Evaluation of Various Strategies for Continuous Regeneration of Particulate Filters 2001-01-1945
Exhaust gases of diesel engines may be cleaned of particulates fairly effectively by filtering the gases through various types of beds. Filter regeneration is however, necessary to maintain a clean filter and to keep its flow resistance low. Uninterrupted regeneration may be achieved by burning up the trapped particulates in a continuous manner. Under high engine load conditions, this is attainable by reducing the ignition temperature of the particulates by means of suitable fuel additives, or by means of an appropriate catalytic coating of the relevant filter components. However, under low engine loads, the exhaust gas temperature might be too low and another sensible method has to be employed to continuously ignite the particulates.

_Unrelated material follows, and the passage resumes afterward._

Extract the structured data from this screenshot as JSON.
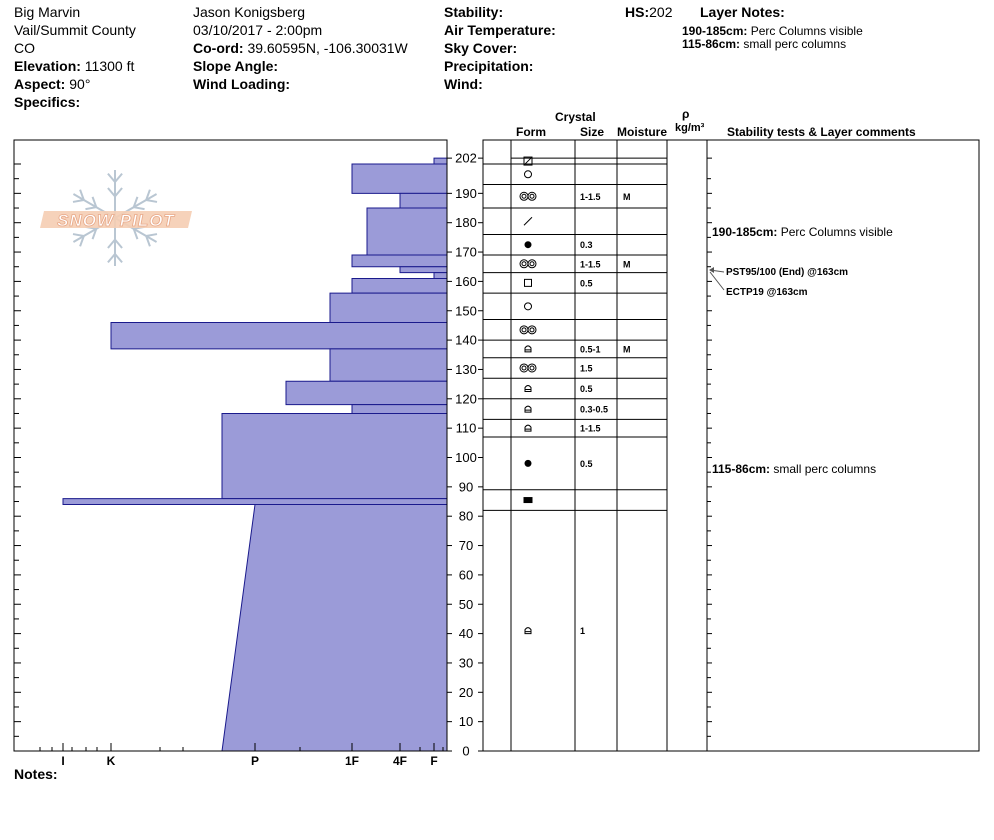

Apparently, the minimum required exhaust temperature may be achieved over a fairly wide range of engine operation conditions by using several simple-to-employ means. These include inlet throttling (IAT), inlet preheating (IAP), exhaust gas recirculation (EGR), exhaust throttling (EGT), and the like. We ask to what extent these straightforward means can affect the exhaust gas temperature at the relevant range of engine speeds and loads.
Prior to performing extensive and expensive experimental research - or investing in a reliable numerical model to simulate the engine operation under these different operation conditions, it seems appropriate to perform a crude evaluation. We wish to evaluate the effects of these means, and to provide a rough indication of how to plan the experiment more effectively. For this purpose a simplified model - can no doubt be beneficial. In this paper we will explore how feasible it is to keep the exhaust gas temperature above a given pre-determined temperature - by using these simple-to-employ means.